Prof. Dr. Martin Henssler, Dr. David Markworth
Rn. 64
Stand: EL 38 – ET: 01/2023
§ 311 AktG regelt die Rechtsfolgen einer Nachteilszufügung nur teilweise. Er stellt die grds. rechtswidrige Nachteilszufügung nur für den Fall sanktionslos, dass der abhängigen Gesellschaft während des GJ entweder tatsächlich ein objektiv gleichwertiger Vorteil zugewendet oder ihr in diesem Zeitraum zumindest ein Rechtsanspruch auf eine entsprechende Kompensationsleistung eingeräumt wird (Wahlrecht). Unterbleibt ein solcher Nachteilsausgleich im GJ, so greifen als Rechtsfolgen die Schadensersatzpflichten nach § 317 AktG.
Rn. 65
Stand: EL 38 – ET: 01/2023
Die noch während des GJ erbrachte Kompensationsleistung ist ihrer Rechtsnatur nach kein Schadensersatz (heute h. M.; vgl. KK-AktG (2004), § 311, Rn. 119; MünchKomm. AktG (2020), § 311, Rn. 314f.); vielmehr lässt § 317 AktG Schadensersatzansprüche überhaupt erst dann entstehen, wenn das UN die Alternativen des § 311 Abs. 2 AktG nicht genutzt hat. Eines schuldhaften Verhaltens der Organe bzw. Repräsentanten des beherrschenden UN bedarf es nach der Konzeption des § 311 AktG zur Begründung der Kompensationspflicht nicht, so dass eine Herleitung der Ersatzpflicht aus dem Deliktsrecht (vgl. dazu Gessler, in: FS Westermann (1974), S. 145 (160ff.)) von vornherein nicht überzeugen kann. In dogmatischer Hinsicht ist zudem der Unterschied zwischen Schaden (bereits eingetretene Vermögensbeeinträchtigung) und Nachteil (auch die Verursachung erst künftig eintretender Schäden; vgl. dazu HdR-E, AktG § 311, Rn. 38) zu beachten (vgl. auch KK-AktG (2004), § 311, Rn. 119). Sachgerecht erscheint damit die Einordnung als Leistungspflicht eigener Art.
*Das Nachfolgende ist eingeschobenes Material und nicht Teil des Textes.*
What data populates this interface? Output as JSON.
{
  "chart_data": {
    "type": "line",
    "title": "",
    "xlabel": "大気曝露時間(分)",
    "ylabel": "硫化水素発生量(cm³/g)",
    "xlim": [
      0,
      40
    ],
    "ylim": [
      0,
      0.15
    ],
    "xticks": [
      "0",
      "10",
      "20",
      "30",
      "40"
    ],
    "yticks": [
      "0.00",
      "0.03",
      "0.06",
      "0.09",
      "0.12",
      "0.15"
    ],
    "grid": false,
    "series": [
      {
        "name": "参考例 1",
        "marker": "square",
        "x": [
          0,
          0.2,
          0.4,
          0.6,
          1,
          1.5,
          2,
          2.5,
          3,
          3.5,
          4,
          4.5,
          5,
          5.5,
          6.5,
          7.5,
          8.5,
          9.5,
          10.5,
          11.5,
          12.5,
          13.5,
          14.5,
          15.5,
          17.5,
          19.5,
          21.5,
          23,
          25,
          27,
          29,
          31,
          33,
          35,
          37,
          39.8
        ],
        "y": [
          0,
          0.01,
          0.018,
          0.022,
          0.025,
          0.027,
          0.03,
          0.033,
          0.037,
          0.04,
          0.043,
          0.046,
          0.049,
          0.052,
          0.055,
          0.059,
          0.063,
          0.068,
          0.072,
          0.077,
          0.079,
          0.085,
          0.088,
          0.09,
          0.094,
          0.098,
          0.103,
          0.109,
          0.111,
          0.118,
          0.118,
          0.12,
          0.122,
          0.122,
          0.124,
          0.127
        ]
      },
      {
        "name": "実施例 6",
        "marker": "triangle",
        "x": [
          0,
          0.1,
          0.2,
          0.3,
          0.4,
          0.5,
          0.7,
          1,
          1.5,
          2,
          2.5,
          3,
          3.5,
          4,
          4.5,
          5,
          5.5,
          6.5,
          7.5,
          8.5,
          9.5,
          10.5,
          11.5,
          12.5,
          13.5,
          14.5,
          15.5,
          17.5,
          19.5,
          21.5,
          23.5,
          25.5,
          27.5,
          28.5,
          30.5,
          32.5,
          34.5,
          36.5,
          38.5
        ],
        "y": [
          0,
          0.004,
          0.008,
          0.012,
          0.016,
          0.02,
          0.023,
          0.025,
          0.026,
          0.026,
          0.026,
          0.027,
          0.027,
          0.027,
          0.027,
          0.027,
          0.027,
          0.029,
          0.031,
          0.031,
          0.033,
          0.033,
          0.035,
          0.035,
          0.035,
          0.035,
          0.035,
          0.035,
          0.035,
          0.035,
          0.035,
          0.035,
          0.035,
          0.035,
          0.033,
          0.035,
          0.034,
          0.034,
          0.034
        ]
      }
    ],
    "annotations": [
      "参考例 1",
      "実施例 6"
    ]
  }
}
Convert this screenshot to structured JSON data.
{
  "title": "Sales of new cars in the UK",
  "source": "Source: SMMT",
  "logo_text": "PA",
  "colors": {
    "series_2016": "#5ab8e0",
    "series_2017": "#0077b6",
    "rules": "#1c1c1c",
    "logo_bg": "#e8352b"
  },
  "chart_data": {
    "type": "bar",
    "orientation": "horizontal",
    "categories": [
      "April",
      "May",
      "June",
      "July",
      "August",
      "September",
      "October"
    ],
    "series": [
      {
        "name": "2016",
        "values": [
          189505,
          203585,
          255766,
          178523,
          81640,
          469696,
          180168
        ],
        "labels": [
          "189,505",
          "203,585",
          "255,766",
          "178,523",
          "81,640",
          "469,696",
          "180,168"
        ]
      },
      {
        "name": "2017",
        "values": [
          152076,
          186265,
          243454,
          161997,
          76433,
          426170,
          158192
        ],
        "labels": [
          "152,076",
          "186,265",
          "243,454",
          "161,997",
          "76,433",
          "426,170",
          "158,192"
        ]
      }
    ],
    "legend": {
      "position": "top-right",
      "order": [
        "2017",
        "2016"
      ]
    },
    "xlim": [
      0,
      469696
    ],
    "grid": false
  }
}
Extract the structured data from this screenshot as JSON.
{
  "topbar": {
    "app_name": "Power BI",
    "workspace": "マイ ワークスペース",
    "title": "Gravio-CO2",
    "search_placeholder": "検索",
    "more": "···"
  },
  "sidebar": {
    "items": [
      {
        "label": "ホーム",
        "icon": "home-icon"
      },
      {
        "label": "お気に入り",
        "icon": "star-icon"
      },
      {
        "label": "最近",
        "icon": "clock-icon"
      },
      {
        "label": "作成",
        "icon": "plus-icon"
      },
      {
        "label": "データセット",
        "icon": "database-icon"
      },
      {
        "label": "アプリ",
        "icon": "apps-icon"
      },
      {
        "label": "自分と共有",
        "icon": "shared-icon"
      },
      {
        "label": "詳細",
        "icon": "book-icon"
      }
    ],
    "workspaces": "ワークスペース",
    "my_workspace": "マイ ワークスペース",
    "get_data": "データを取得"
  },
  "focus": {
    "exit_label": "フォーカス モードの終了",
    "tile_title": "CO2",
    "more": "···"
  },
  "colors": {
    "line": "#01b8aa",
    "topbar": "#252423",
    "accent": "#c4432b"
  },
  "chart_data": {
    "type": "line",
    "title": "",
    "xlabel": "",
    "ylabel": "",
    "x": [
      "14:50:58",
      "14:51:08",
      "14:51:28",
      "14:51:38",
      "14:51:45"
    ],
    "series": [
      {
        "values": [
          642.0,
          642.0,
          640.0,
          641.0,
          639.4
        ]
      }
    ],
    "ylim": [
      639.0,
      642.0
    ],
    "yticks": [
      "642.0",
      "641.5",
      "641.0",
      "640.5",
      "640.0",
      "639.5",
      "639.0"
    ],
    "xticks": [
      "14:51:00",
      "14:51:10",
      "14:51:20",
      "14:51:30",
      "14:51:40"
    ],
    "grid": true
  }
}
Die Integration der abhängigen Gesellschaft in die wirtschaftliche Funktionseinheit des beherrschenden UN und die hiermit verbundene Benachteiligung der abhängigen Gesellschaft wird vom Gesetz geduldet, sofern dieser äquivalente wirtschaftliche Gegenwerte zufließen. Dagegen begründet eine deliktrechtlich tatbestandsmäßige schuldhafte Schädigung der abhängigen Gesellschaft auch im faktischen Konzern eine Schadensersatzpflicht. Der Privilegierungstatbestand des § 311 AktG greift hier nicht (vgl. AktG-GroßKomm. (1975), § 311, Rn. 6). Die Schadensersatzpflicht ergibt sich nicht erst als Folge der unterbliebenen Kompensation.
Rn. 66
Stand: EL 38 – ET: 01/2023
Einen Rechtsanspruch der abhängigen Gesellschaft auf die Ausgleichsleistung gewährt § 311 AktG nicht (h. M.; vgl. nur KK-AktG (2004), § 311, Rn. 122; HB-GesR (2020/IV), § 70, Rn. 89; MünchKomm. AktG (2020), § 311, Rn. 378). Das entspricht dem gesetzlichen Konzept, die rechtswidrige Nachteilszufügung nur für den Fall eines zeitnahen Ausgleichs sanktionslos zu stellen. Es handelt sich damit um eine Rechtspflicht minderer Zwangsintensität (vgl. so zutreffend Hüffer-AktG (2022), § 311, Rn. 38; ebenso KonzernR (2022), § 311 AktG, Rn. 61, 75). Überzeugend ist der gesetzliche Lösungsansatz allerdings nicht. Aus Sicht der Schuldrechtsdogmatik besteht kein Bedarf für eine solche zwischen einer bloßen Obliegenheit und einer forderungsbewehrten Verpflichtung angesiedelten Rechtspflicht, deren Verletzung nicht nur zu einem Rechtsverlust (wie bei einer Obliegenheit) führt, sondern auch zu einem Schadensersatzanspruch.